You can reach us at contemporaryartcourse@gmail.com
Activity of the Course of Art :
Course of Art exists from 2012.
In 2013 and 2014, the half-year training programs for artists and public presentations were realized (at the National Museum of Taras Shevchenko, Kyiv; the House of Artists, Kyiv; the Closer artistic space, Kyiv).
In 2014, the Course of Art group took part in the “Mobile communication platform” at the invitation of the School of Rose (School of engaged art) in St. Petersburg.
In 2015, the three-month curatorial project on problematics of the notion of ‘border’ was held.
Course of Art is also the initiator of the After Text Discourse Group (http://aftertext.wordpress.com)
On November 15-20, 2015 — organization and participation in the workshop “Communication and Responsibility. Reflection of Crisis in Ukraine in dialogic perspective” in partnership with the German Academic Exchange Service (DAAD)
Statement of the Course of Art represented on the exhibition
UNDISCIPLINARY LEARNING >>
Remapping The Aesthetics of Resistance
22 Sep 2016 - 19 Nov 2016
DISTRICT Kunst- und Kulturförderung, Berlin
Curated by Janine Halka, Suza Husse, Julia Lazarus
In 2017 we run an artistic independent research performative program "Academy. Foundation" at the National Academy of Art and Architecture and artists studios Shoshenko 33.
Captivation. Statement
The critical gaze requires us to make room for contemplation, which allows us to actualize ourselves in a particular situation, and to actualize the specificity of the space we have cleared.
Through artistic and educational practices, which enable us to establish "cultural situations," we reach a state of consciousness in which dissociation and captivated attention can coexist.
We cannot represent the present without making reference to the past, the dubious and the unattainable. The critical gaze is forcibly retrospective.
This act of referencing is made possible by repetition of what has already happened, of the past, in which a choice was, at one time, made.

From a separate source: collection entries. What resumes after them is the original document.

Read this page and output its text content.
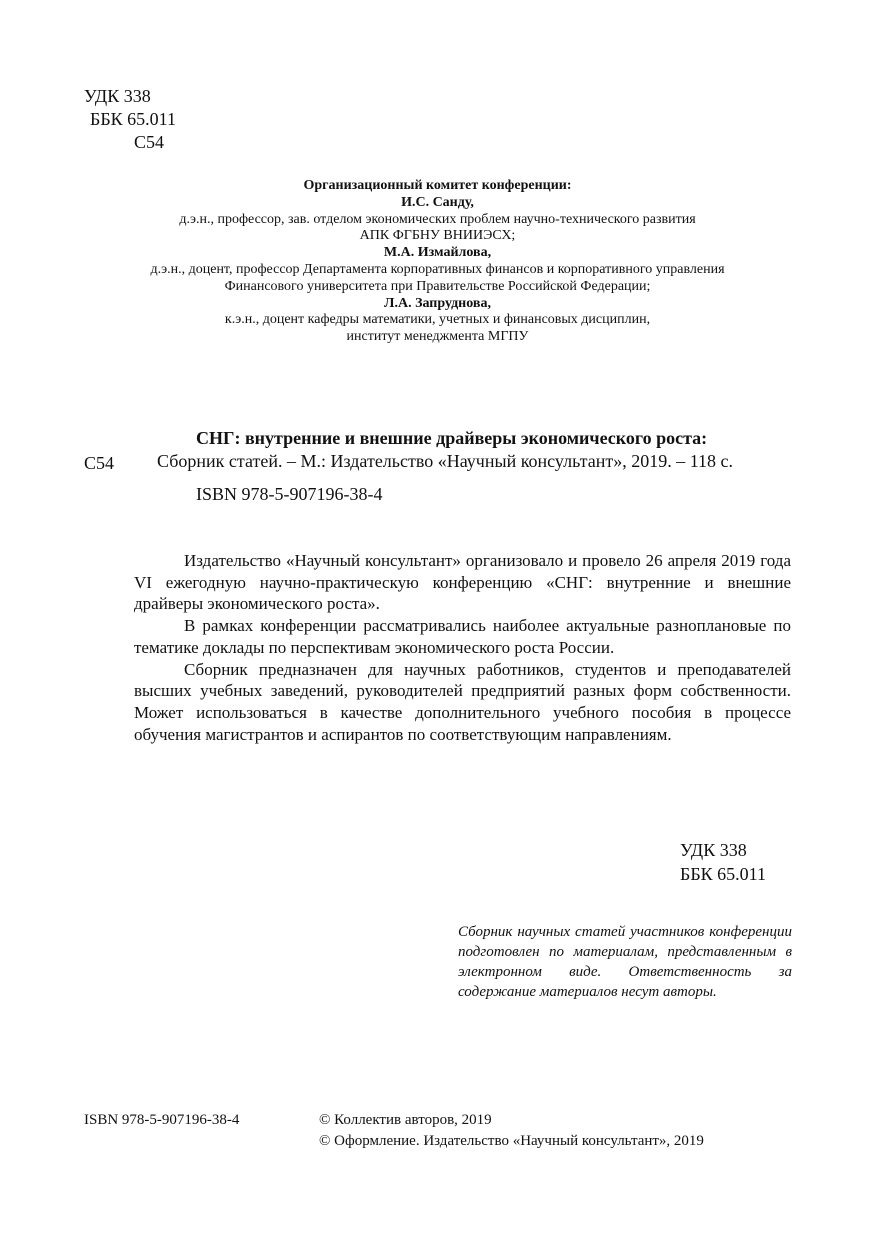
УДК 338
ББК 65.011
С54
Организационный комитет конференции:
И.С. Санду,
д.э.н., профессор, зав. отделом экономических проблем научно-технического развития
АПК ФГБНУ ВНИИЭСХ;
М.А. Измайлова,
д.э.н., доцент, профессор Департамента корпоративных финансов и корпоративного управления
Финансового университета при Правительстве Российской Федерации;
Л.А. Запруднова,
к.э.н., доцент кафедры математики, учетных и финансовых дисциплин,
институт менеджмента МГПУ
СНГ: внутренние и внешние драйверы экономического роста:
С54	Сборник статей. – М.: Издательство «Научный консультант», 2019. – 118 с.
ISBN 978-5-907196-38-4

Издательство «Научный консультант» организовало и провело 26 апреля 2019 года VI ежегодную научно-практическую конференцию «СНГ: внутренние и внешние драйверы экономического роста».

В рамках конференции рассматривались наиболее актуальные разноплановые по тематике доклады по перспективам экономического роста России.

Сборник предназначен для научных работников, студентов и преподавателей высших учебных заведений, руководителей предприятий разных форм собственности. Может использоваться в качестве дополнительного учебного пособия в процессе обучения магистрантов и аспирантов по соответствующим направлениям.

УДК 338
ББК 65.011
Сборник научных статей участников конференции подготовлен по материалам, представленным в электронном виде. Ответственность за содержание материалов несут авторы.
ISBN 978-5-907196-38-4	© Коллектив авторов, 2019
© Оформление. Издательство «Научный консультант», 2019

There is no need to invent something new out of nothing. Everything is all around us; we are simply playing out the same script again and again. We do not want to submit blindly to a homogeneous, anonymous and ahistorical totality. We resort to radicalized contextualization. Without this starting point, any act of distinction becomes impossible, absurd. If we mechanically reproduce something, accepting it uncritically as an absolute given, then we voluntarily abstain from deliberating on it.
Intentional repetition (re)actualizes a situation and brings it within the reach of our gaze.

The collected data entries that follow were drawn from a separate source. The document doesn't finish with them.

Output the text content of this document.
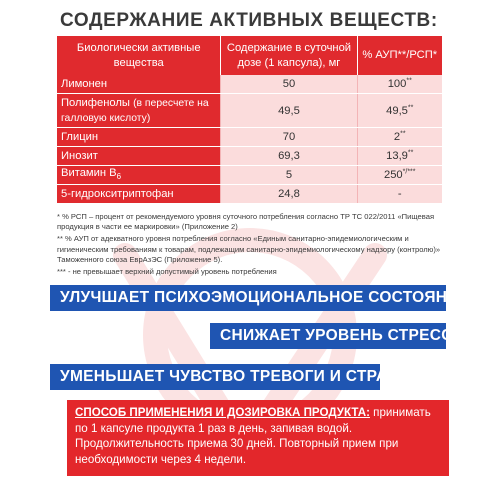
СОДЕРЖАНИЕ АКТИВНЫХ ВЕЩЕСТВ:
Биологически активные вещества	Содержание в суточной дозе (1 капсула), мг	% АУП**/РСП*
Лимонен	50	100**
Полифенолы (в пересчете на галловую кислоту)	49,5	49,5**
Глицин	70	2**
Инозит	69,3	13,9**
Витамин $B_6$	5	250*/***
5-гидрокситриптофан	24,8	-

* % РСП – процент от рекомендуемого уровня суточного потребления согласно ТР ТС 022/2011 «Пищевая продукция в части ее маркировки» (Приложение 2)

** % АУП от адекватного уровня потребления согласно «Единым санитарно-эпидемиологическим и гигиеническим требованиям к товарам, подлежащим санитарно-эпидемиологическому надзору (контролю)» Таможенного союза ЕврАзЭС (Приложение 5).

*** - не превышает верхний допустимый уровень потребления

УЛУЧШАЕТ ПСИХОЭМОЦИОНАЛЬНОЕ СОСТОЯНИЕ
СНИЖАЕТ УРОВЕНЬ СТРЕССА
УМЕНЬШАЕТ ЧУВСТВО ТРЕВОГИ И СТРАХА
СПОСОБ ПРИМЕНЕНИЯ И ДОЗИРОВКА ПРОДУКТА: принимать по 1 капсуле продукта 1 раз в день, запивая водой. Продолжительность приема 30 дней. Повторный прием при необходимости через 4 недели.
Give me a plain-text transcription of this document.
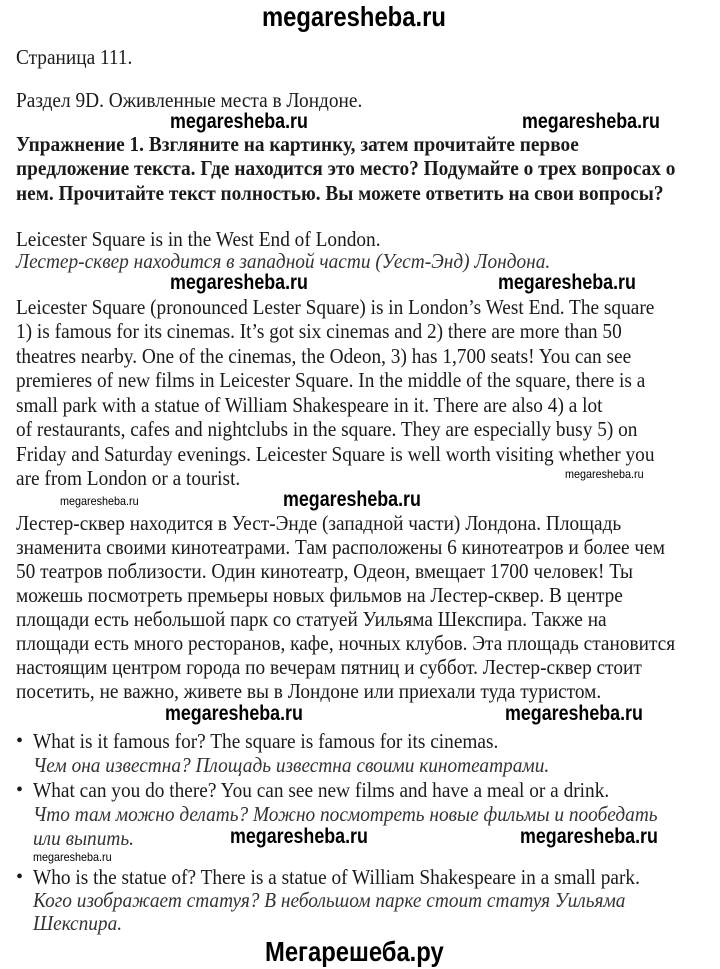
megaresheba.ru
Страница 111.
Раздел 9D. Оживленные места в Лондоне.
megaresheba.ru	megaresheba.ru
Упражнение 1. Взгляните на картинку, затем прочитайте первое
предложение текста. Где находится это место? Подумайте о трех вопросах о
нем. Прочитайте текст полностью. Вы можете ответить на свои вопросы?
Leicester Square is in the West End of London.
Лестер-сквер находится в западной части (Уест-Энд) Лондона.
megaresheba.ru	megaresheba.ru
Leicester Square (pronounced Lester Square) is in London’s West End. The square
1) is famous for its cinemas. It’s got six cinemas and 2) there are more than 50
theatres nearby. One of the cinemas, the Odeon, 3) has 1,700 seats! You can see
premieres of new films in Leicester Square. In the middle of the square, there is a
small park with a statue of William Shakespeare in it. There are also 4) a lot
of restaurants, cafes and nightclubs in the square. They are especially busy 5) on
Friday and Saturday evenings. Leicester Square is well worth visiting whether you
are from London or a tourist.	megaresheba.ru
megaresheba.ru
megaresheba.ru
Лестер-сквер находится в Уест-Энде (западной части) Лондона. Площадь
знаменита своими кинотеатрами. Там расположены 6 кинотеатров и более чем
50 театров поблизости. Один кинотеатр, Одеон, вмещает 1700 человек! Ты
можешь посмотреть премьеры новых фильмов на Лестер-сквер. В центре
площади есть небольшой парк со статуей Уильяма Шекспира. Также на
площади есть много ресторанов, кафе, ночных клубов. Эта площадь становится
настоящим центром города по вечерам пятниц и суббот. Лестер-сквер стоит
посетить, не важно, живете вы в Лондоне или приехали туда туристом.
megaresheba.ru	megaresheba.ru
• What is it famous for? The square is famous for its cinemas.
Чем она известна? Площадь известна своими кинотеатрами.
• What can you do there? You can see new films and have a meal or a drink.
Что там можно делать? Можно посмотреть новые фильмы и пообедать
или выпить.	megaresheba.ru	megaresheba.ru
megaresheba.ru
• Who is the statue of? There is a statue of William Shakespeare in a small park.
Кого изображает статуя? В небольшом парке стоит статуя Уильяма
Шекспира.
Мегарешеба.ру
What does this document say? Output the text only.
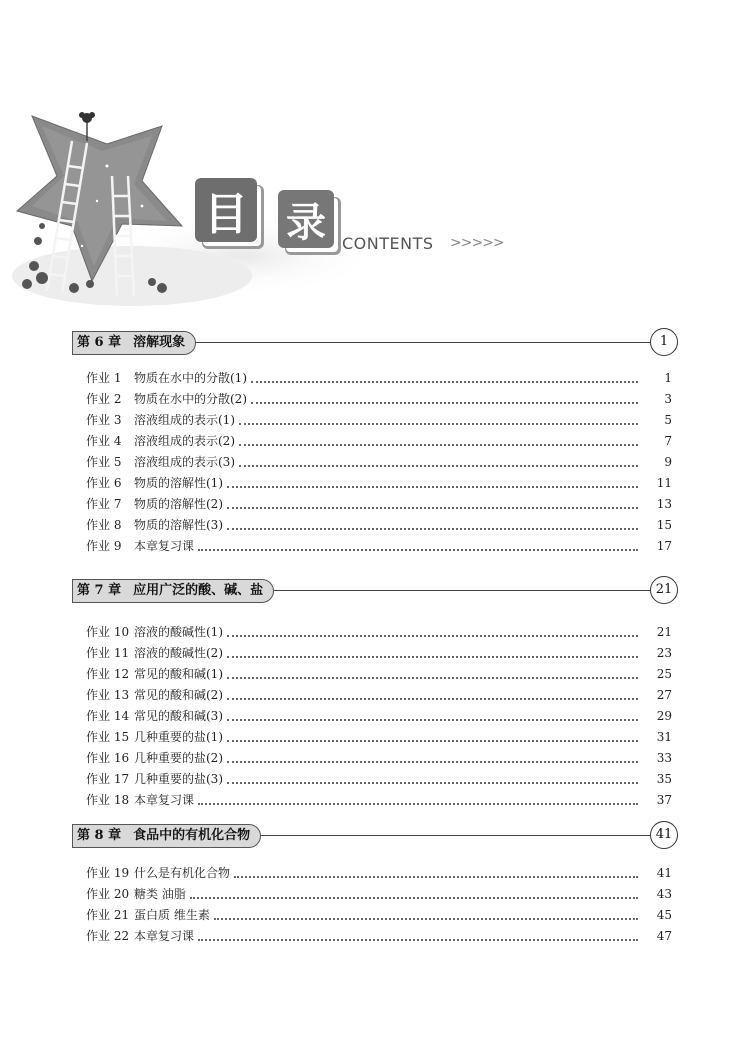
目 录	CONTENTS >>>>>
第 6 章 溶解现象	1
作业 1	物质在水中的分散(1)	1
作业 2	物质在水中的分散(2)	3
作业 3	溶液组成的表示(1)	5
作业 4	溶液组成的表示(2)	7
作业 5	溶液组成的表示(3)	9
作业 6	物质的溶解性(1)	11
作业 7	物质的溶解性(2)	13
作业 8	物质的溶解性(3)	15
作业 9	本章复习课	17
第 7 章 应用广泛的酸、碱、盐	21
作业 10 溶液的酸碱性(1)	21
作业 11 溶液的酸碱性(2)	23
作业 12 常见的酸和碱(1)	25
作业 13 常见的酸和碱(2)	27
作业 14 常见的酸和碱(3)	29
作业 15 几种重要的盐(1)	31
作业 16 几种重要的盐(2)	33
作业 17 几种重要的盐(3)	35
作业 18 本章复习课	37
第 8 章 食品中的有机化合物	41
作业 19 什么是有机化合物	41
作业 20 糖类 油脂	43
作业 21 蛋白质 维生素	45
作业 22 本章复习课	47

The act of returning is always a return to a time where something happened and a thought occurred which must be thought through again. At the same time, it is an act of returning the gaze to ourselves. We repeat, conscious that we are gazing from the viewpoint of the present moment — a moment that still needs to be clarified.

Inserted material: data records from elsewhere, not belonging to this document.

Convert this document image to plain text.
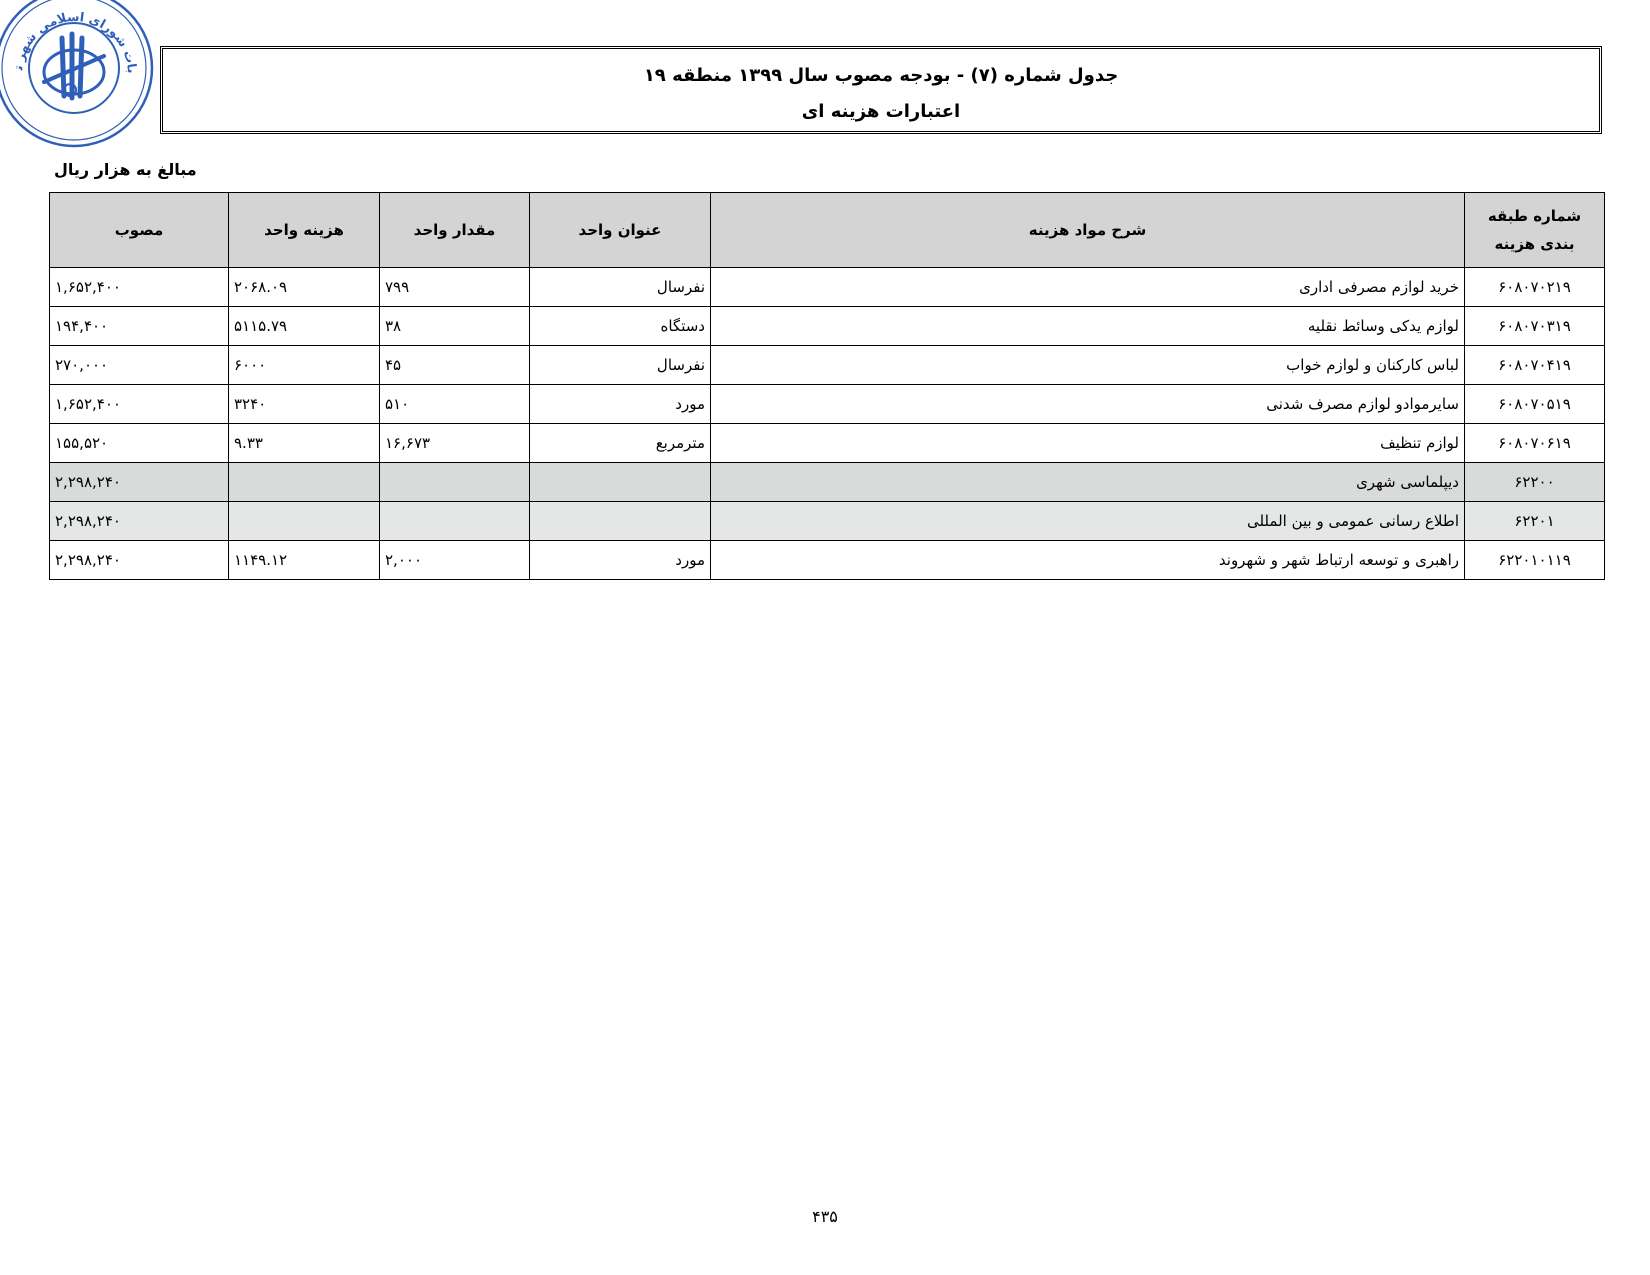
بات شورای اسلامی شهر ت	جدول شماره (۷) - بودجه مصوب سال ۱۳۹۹ منطقه ۱۹
اعتبارات هزینه ای
مبالغ به هزار ریال
شماره طبقه بندی هزینه	شرح مواد هزینه	عنوان واحد	مقدار واحد	هزینه واحد	مصوب
۶۰۸۰۷۰۲۱۹	خرید لوازم مصرفی اداری	نفرسال	۷۹۹	۲۰۶۸.۰۹	۱,۶۵۲,۴۰۰
۶۰۸۰۷۰۳۱۹	لوازم یدکی وسائط نقلیه	دستگاه	۳۸	۵۱۱۵.۷۹	۱۹۴,۴۰۰
۶۰۸۰۷۰۴۱۹	لباس کارکنان و لوازم خواب	نفرسال	۴۵	۶۰۰۰	۲۷۰,۰۰۰
۶۰۸۰۷۰۵۱۹	سایرموادو لوازم مصرف شدنی	مورد	۵۱۰	۳۲۴۰	۱,۶۵۲,۴۰۰
۶۰۸۰۷۰۶۱۹	لوازم تنظیف	مترمربع	۱۶,۶۷۳	۹.۳۳	۱۵۵,۵۲۰
۶۲۲۰۰	دیپلماسی شهری				۲,۲۹۸,۲۴۰
۶۲۲۰۱	اطلاع رسانی عمومی و بین المللی				۲,۲۹۸,۲۴۰
۶۲۲۰۱۰۱۱۹	راهبری و توسعه ارتباط شهر و شهروند	مورد	۲,۰۰۰	۱۱۴۹.۱۲	۲,۲۹۸,۲۴۰
۴۳۵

Attention to the conditions in which we find ourselves, to how our bodies are positioned, what is near them and what is between them in a specific space at a specific time presents cultural situations. When we establish or manifest cultural situations, we have the experience of being captivated in the present, despite the fact that we were always already captivated. In this space, in which we are located and which created us, we make room for the gaze. We captivate that room forcibly and temporarily. The act of captivation is contemporaneous with that of making room. It is through this manifested image of culture that we are capable of seeing ourselves. It is in this way that we imagine, clarify and establish those spaces between bodies, those places with their stories and their hidden opportunities, places containing the potential for (re)establishment.
2016
Captivation. Statement based on methods, ideas and educational practices developed by Lada Nakonechna and Kateryna Badianova as curators of the Course of Art (an educational program by Method Fund) within three years.
Captivation. Statement presents a vision of actual/possible roles of art education, as conceived by the curators. Particular attention is given to the concepts of captivation, repetition, contextualization (the idea of "contextual art" by Ukrainian artist Miroslav Kulchitsky), cultural situation (a strategy by Slovak artist Julius Koller), etc.